Airwallex, the Melbourne-founded, Singapore-based fintech, has unveiled an “Australian-first” savings account enabling business customers to earn interest on both Australian (AUD) and US Dollar (USD) balances.
The newly launched savings account, dubbed ‘Yield’, enables SME customers to earn interest on their US-dollar balances without the need to open a foreign bank account.
According to Airwallex, customers of Yield will be able to easily move funds between cash balances and their Yield account.
Yield balances are invested through J.P. Morgan Asset Management, with Airwallex promising returns of 3.39 per cent on AUD balances and 4.07 per cent for USD balances. This, the fintech boasts, is significantly above the business savings account offerings of the big banks, that “more than doubles” their returns on AUD funds, “without minimum lock-up periods”.
On launch, Yield will be offered to customers meeting a minimum initial investment threshold. Airwallex said it will push for a broader rollout next year to other markets and customers, alongside additional currencies.
Luke Latham, managing director for Airwallex Australia and New Zealand noted that, at present, businesses which raise money in US Dollars are at a disadvantage with their current account options, with “no option in Australia right now to earn returns on those funds without converting them to AUD”.

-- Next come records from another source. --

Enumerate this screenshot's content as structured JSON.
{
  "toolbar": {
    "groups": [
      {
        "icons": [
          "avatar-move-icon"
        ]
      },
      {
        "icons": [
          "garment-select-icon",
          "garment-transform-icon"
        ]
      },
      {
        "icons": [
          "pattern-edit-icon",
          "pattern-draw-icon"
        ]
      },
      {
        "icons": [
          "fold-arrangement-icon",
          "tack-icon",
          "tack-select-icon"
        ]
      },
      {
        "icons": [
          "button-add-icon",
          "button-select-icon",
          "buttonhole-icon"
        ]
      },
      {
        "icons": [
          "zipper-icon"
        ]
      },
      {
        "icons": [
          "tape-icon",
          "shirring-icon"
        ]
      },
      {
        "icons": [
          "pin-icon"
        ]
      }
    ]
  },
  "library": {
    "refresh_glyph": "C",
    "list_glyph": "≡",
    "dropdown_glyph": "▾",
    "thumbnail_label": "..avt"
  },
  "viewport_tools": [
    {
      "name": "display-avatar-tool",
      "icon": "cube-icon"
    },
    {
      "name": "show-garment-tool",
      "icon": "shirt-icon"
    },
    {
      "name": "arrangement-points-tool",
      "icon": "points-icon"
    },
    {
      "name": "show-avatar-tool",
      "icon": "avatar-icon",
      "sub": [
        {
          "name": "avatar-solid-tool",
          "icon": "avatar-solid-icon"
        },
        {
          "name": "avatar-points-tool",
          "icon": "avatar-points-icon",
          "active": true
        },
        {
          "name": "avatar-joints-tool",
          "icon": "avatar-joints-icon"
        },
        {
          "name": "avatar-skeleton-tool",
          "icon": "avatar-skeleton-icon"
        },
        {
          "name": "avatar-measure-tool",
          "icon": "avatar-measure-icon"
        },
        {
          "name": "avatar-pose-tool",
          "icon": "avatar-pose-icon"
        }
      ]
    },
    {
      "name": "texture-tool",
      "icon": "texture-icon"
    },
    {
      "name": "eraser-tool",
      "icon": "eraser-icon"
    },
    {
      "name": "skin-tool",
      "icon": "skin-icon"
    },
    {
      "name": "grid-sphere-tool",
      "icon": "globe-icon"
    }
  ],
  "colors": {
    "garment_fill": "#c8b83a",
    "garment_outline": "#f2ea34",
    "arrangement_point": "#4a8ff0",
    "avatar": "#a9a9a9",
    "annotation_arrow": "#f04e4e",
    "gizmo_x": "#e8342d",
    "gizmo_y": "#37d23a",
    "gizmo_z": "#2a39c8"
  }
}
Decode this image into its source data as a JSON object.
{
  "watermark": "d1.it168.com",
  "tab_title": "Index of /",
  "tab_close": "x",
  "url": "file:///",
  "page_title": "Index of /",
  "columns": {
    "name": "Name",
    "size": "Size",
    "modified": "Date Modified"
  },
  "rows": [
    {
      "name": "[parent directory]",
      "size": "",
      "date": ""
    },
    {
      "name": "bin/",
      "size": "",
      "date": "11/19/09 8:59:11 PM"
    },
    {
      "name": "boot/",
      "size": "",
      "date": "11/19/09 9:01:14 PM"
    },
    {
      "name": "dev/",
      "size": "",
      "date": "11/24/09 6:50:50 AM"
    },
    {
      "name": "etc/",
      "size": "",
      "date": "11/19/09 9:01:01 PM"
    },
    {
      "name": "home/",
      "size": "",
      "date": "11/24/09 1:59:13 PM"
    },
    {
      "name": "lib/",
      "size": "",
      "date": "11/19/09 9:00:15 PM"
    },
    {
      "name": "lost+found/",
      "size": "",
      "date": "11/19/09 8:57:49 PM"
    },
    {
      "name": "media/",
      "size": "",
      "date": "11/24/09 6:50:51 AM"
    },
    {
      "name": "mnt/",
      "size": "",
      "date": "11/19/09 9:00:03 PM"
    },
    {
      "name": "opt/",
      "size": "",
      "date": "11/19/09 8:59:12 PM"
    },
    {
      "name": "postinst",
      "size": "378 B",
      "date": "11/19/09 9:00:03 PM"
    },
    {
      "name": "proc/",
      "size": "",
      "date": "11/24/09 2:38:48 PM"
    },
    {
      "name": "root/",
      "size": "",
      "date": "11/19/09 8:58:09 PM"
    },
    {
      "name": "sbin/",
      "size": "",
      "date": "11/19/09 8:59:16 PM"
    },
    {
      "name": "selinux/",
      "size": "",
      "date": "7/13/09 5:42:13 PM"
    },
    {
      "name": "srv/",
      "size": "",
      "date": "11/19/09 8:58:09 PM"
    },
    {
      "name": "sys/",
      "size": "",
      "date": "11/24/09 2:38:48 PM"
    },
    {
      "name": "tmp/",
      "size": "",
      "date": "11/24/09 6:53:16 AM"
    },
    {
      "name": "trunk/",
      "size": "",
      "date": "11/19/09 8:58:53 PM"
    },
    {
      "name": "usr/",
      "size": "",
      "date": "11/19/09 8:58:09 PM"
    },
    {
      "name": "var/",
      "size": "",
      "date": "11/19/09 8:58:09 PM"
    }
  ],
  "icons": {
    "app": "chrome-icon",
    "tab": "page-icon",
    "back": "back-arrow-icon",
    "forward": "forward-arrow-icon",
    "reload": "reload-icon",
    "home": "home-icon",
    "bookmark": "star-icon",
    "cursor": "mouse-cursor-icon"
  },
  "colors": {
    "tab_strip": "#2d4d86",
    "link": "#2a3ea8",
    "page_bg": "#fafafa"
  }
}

He added that Airwallex wanted to help its business customers capitalise on fast-rising interest rates, enabling them to “do more with funds that might be sitting idle in their accounts”.
Latham added that account would enable customers to “escape the status quo that’s limited to banks locking up their funds with no flexibility and offering anaemic returns”.
“The conversations we’ve had with customers have unearthed an overwhelming majority of businesses want greater flexibility and returns from a product like Yield,” Latham said.
“It’s just one more way Airwallex is changing the way businesses do business in Australia.”
Airwallex co-founder and chief executive Jack Zhang said the company will “keep expanding into new areas”, believing that “incumbent banks are letting businesses down”.